Por supuesto, cuando arribaron Los Beatles, que ya en aquel 1965 gozaban del fervor de millones de adolescentes en media Europa, aquí no digo que fueran del todo ignorados, pero tampoco eran idolatrados en la misma dimensión que en otros países. Si a ello agregamos que las autoridades españolas estuvieron a punto de prohibir sus dos actuaciones para evitar, en su creencia, altercados callejeros, queda explicado que su paso por Madrid y Barcelona no fuera valorado en su justa medida. Sí tiempo después por nostálgicos e historiadores del pop. Ciertamente las entradas no eran muy asequibles para un público mayoritariamente juvenil, entre quince y veinticinco años: costaban las más baratas setenta y cinco pesetas, y las caras, cuatrocientas cincuenta. Un muchacho de la época, de clase media, podía acceder a una paga semanal de veinte duros como mucho (billete de cien pesetas con la imagen de Falla). Los Beatles cobraron tres millones de pesetas por ambos conciertos. El empresario fue Francisco Bermúdez, acreditado agente madrileño de espectáculos internacionales, quien nos recordaría haber hecho el gran negocio de su vida trayendo al conjunto inglés a España, más que por el dinero que ganó, por el prestigio que ello le supuso. No se vendieron todas las entradas puestas a la venta. En Madrid hubo menos público, alrededor de diez mil personas, y en Barcelona, quince mil.

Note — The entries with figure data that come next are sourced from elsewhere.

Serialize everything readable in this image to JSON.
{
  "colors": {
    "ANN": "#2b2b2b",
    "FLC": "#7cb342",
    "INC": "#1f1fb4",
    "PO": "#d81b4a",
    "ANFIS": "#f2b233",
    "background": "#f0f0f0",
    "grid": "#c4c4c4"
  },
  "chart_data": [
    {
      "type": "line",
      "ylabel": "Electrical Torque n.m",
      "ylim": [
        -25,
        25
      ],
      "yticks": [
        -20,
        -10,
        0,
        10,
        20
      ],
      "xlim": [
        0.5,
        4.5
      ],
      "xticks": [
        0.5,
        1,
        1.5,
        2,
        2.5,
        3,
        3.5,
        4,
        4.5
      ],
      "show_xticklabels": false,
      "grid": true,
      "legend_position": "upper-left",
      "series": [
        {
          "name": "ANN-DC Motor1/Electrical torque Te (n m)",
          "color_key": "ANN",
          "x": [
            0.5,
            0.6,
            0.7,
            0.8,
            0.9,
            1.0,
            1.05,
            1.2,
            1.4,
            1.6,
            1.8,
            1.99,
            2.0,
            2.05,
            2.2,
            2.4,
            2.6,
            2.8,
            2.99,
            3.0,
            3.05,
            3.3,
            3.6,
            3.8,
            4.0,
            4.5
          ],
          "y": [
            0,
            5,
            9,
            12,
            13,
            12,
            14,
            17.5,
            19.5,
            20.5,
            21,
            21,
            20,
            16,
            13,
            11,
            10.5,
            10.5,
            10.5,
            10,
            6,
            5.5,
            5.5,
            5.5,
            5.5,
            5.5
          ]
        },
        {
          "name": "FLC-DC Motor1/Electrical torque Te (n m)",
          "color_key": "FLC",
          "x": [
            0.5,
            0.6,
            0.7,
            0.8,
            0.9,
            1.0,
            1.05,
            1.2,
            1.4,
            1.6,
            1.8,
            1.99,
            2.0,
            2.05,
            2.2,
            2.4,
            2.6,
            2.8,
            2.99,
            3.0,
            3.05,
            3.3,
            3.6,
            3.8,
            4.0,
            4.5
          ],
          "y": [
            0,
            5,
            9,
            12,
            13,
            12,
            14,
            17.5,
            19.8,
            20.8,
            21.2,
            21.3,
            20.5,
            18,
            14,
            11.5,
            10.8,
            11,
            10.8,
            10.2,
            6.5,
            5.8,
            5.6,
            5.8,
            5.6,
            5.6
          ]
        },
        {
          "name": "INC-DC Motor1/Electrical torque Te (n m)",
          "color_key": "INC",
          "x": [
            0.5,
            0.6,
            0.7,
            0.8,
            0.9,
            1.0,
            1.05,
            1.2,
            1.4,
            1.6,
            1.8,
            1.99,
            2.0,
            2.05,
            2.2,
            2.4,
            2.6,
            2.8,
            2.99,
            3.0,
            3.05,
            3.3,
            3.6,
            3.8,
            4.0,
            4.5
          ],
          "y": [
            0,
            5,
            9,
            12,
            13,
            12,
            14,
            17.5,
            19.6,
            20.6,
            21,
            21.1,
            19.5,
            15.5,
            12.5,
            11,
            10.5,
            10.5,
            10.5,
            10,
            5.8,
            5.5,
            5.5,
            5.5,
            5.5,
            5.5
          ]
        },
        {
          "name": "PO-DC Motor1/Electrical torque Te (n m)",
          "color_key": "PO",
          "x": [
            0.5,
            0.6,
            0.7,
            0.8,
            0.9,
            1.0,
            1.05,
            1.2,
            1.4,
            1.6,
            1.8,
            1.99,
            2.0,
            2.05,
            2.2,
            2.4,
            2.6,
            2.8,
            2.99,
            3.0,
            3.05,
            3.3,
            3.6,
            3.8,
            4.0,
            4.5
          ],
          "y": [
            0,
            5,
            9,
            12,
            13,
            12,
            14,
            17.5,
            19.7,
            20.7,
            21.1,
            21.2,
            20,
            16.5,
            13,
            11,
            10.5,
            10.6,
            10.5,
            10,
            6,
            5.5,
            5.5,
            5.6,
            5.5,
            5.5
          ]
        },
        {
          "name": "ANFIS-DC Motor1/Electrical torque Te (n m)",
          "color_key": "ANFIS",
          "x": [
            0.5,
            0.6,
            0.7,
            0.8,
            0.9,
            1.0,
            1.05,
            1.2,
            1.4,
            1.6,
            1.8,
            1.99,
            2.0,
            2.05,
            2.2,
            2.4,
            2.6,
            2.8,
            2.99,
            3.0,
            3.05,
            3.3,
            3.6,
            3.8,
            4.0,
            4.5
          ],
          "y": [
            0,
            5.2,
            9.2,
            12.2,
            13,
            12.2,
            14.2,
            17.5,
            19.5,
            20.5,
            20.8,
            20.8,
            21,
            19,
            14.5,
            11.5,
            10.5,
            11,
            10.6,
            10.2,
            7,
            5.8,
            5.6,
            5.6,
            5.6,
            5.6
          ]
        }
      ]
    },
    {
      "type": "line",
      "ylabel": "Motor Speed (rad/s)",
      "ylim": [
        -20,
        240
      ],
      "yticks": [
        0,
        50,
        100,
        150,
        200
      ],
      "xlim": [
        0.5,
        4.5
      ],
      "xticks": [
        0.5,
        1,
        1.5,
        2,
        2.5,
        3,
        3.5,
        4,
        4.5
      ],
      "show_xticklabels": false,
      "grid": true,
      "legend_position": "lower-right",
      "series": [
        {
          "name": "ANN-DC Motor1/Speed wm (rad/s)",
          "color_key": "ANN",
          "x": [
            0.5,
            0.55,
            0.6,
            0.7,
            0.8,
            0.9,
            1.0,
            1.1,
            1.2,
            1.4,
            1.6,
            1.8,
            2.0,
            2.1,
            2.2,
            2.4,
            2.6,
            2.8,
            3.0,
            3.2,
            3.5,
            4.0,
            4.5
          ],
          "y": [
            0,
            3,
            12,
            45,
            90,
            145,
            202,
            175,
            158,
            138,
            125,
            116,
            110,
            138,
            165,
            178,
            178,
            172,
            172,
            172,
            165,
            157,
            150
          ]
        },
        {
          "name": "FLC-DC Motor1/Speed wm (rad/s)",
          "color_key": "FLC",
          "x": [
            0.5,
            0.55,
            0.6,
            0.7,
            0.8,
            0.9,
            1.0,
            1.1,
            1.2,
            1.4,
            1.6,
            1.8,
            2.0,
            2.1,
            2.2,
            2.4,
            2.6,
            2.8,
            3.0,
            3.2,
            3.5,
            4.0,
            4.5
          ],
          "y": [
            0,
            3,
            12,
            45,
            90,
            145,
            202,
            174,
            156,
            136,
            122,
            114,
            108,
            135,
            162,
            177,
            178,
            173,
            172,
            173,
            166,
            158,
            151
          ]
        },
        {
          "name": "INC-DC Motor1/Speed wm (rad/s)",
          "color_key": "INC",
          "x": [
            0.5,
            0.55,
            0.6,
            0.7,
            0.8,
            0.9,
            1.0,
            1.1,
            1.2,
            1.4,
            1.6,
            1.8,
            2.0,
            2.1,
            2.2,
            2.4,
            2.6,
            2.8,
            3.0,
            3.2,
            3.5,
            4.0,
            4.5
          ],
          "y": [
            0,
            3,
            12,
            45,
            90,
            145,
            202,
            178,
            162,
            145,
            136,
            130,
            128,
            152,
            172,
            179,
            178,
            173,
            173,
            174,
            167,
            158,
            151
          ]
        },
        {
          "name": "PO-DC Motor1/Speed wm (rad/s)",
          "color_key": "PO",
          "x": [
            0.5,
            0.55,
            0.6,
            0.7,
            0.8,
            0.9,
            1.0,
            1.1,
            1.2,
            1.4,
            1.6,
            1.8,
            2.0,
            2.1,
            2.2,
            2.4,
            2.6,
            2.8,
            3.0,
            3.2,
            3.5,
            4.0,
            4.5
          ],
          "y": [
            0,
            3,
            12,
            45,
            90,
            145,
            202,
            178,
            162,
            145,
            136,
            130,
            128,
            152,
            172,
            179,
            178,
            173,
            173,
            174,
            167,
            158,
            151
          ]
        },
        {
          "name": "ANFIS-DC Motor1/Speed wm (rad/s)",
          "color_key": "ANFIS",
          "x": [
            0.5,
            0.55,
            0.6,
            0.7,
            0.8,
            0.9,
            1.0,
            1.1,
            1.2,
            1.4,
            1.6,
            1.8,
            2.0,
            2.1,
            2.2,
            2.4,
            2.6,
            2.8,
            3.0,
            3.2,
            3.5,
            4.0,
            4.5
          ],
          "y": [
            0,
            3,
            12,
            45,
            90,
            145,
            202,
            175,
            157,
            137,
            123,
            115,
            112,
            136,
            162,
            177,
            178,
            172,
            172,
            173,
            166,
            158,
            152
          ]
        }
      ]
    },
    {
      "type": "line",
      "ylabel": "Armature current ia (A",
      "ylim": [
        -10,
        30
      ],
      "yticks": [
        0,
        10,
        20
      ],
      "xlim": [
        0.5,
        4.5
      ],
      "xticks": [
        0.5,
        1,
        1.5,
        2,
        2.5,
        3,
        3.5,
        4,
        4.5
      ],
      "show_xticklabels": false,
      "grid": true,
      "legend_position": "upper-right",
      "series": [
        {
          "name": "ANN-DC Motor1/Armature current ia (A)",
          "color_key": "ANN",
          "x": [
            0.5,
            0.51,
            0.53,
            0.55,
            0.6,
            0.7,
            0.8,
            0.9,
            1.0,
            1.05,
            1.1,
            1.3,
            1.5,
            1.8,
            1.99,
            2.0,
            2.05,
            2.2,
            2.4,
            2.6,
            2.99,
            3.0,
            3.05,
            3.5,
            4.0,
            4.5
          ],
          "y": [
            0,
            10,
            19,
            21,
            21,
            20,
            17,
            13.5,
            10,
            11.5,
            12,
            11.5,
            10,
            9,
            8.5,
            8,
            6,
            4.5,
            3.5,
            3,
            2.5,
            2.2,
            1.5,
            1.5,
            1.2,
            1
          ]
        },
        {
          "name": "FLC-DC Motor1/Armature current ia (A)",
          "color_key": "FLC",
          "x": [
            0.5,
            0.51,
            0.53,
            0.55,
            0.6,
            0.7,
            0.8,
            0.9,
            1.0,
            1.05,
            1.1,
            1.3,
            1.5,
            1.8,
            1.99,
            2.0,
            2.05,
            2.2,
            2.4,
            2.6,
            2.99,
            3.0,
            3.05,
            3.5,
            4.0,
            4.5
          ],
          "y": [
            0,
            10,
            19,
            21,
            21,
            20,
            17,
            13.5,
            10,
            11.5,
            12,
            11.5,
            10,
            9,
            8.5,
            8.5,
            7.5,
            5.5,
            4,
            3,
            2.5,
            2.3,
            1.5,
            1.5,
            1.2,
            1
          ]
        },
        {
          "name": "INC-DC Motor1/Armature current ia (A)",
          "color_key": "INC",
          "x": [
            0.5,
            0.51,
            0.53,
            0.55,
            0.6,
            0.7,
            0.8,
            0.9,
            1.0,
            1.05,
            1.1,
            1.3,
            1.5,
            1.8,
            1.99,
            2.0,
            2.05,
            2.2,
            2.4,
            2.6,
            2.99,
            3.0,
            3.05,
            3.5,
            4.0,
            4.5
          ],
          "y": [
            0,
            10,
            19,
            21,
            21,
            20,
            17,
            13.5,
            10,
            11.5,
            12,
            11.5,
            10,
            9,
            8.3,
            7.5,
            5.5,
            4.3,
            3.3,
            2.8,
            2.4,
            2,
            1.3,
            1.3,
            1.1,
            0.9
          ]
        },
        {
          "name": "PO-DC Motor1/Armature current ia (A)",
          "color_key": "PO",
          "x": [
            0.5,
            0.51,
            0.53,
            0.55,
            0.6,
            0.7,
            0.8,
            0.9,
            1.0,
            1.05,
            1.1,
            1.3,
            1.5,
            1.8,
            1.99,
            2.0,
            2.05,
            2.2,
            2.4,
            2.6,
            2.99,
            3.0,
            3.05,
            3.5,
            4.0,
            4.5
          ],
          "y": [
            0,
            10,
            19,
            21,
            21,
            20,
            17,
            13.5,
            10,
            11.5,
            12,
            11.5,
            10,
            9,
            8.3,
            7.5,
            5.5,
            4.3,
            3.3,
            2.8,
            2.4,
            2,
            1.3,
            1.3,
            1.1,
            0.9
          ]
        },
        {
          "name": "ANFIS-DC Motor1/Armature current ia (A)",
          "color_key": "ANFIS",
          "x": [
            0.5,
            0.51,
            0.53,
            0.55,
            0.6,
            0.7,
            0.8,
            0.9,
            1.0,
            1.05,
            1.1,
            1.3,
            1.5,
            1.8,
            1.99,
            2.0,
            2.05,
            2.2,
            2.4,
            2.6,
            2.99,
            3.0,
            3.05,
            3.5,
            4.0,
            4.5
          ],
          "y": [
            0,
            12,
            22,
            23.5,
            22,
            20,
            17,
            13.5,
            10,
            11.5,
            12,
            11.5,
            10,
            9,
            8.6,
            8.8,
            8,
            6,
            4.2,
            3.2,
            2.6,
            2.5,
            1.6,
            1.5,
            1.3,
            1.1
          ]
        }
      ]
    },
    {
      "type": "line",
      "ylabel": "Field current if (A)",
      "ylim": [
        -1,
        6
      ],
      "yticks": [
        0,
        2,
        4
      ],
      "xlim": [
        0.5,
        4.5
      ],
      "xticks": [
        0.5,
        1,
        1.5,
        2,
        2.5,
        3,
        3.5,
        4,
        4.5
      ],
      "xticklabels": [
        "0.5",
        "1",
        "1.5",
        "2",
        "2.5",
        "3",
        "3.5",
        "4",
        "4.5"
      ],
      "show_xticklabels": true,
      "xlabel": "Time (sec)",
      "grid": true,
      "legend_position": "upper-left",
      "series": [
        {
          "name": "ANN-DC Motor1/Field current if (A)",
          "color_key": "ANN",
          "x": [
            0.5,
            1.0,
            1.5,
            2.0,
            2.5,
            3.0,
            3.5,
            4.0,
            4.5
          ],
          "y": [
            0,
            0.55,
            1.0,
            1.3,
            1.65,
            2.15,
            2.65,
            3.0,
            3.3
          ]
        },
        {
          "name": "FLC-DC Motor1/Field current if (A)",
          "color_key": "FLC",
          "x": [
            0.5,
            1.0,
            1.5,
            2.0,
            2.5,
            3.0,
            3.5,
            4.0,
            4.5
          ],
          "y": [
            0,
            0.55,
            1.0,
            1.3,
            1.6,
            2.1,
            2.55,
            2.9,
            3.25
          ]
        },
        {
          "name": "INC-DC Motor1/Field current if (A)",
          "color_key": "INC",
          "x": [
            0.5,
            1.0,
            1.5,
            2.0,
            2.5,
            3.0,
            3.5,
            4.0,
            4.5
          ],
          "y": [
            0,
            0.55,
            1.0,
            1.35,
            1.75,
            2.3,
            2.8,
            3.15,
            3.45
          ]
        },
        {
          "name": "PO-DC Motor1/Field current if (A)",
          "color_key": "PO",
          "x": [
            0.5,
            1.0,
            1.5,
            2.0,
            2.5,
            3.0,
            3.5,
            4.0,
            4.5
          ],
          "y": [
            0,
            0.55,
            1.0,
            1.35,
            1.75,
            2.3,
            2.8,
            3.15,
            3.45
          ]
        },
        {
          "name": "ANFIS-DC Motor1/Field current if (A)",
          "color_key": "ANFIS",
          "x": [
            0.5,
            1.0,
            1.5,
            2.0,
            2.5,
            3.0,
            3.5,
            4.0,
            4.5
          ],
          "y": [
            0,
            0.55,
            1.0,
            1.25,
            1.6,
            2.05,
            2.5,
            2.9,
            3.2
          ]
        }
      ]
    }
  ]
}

Los Beatles comparecieron ante los reporteros madrileños con monteras de torero, como unos guiris, en tanto a su llegada a Barcelona posaron con tricornios de la Guardia Civil. La rueda de prensa en un hotel de la madrileña plaza de Colón fue un desastre, con preguntas absurdas: no hubo apenas periodistas especializados en música pop e interrogaban a los componentes del conjunto por cosas triviales, acerca por ejemplo de sus melenas y absurdas alusiones al bíblico Sansón. Y poco más. En cuanto a su actuación en la Plaza de las Ventas duró menos de una hora. Llamaron la atención por su equipo de sonido. Y cumplieron las expectativas de sus admiradores. Como teloneros, además de Los Pekenikes, actuaron artistas que nada tenían que ver con el pop, como el buen pero algo anticuado intérprete melódico alicantino Michel. En cambio estaba más en la onda de Los Beatles una desconocida por estos pagos Trinidad Steel Band, cuyo vocalista era el luego aclamado Phil Trim, que se quedó a vivir en Madrid, líder años después de Los Pop Tops. El presentador del concierto madrileño fue Torrebruno, tan injustamente denostado tiempo más tarde por sus apariciones televisivas y sobre todo sus chistes. Pero era un cantante italiano de romántica voz, al que no se le reconocieron aquí sus méritos, después de haber triunfado en el Festival de San Remo.

Los Beatles no volvieron más a actuar en España. Ningún empresario pudo contratarlos por su elevado caché, ni tampoco tenemos constancia de que hubiera interés en ello. Se disolvieron en 1970. Sí, por separado, algunos de sus componentes viajaron como turistas, a Algeciras, Palma de Mallorca y Madrid. Incluso John estuvo unos días, en 1966, rodando en el desierto almeriense escenas de la película "Cómo gané la guerra". Paul McCartney, en su etapa de solista al frente de un nuevo grupo, Wings, nos visitó alguna vez. Aún sigue en activo. Como Ringo Starr, que era el más simpático de ellos. John Lennon murió asesinado en 1980, y George Harrison, de cáncer en 2001. De lo que no nos cabe duda alguna es que aquellos cuatro jóvenes de Liverpool revolucionaron la entonces llamada música moderna, que aún no se etiquetaba pop, y son ya tanto historia como leyenda.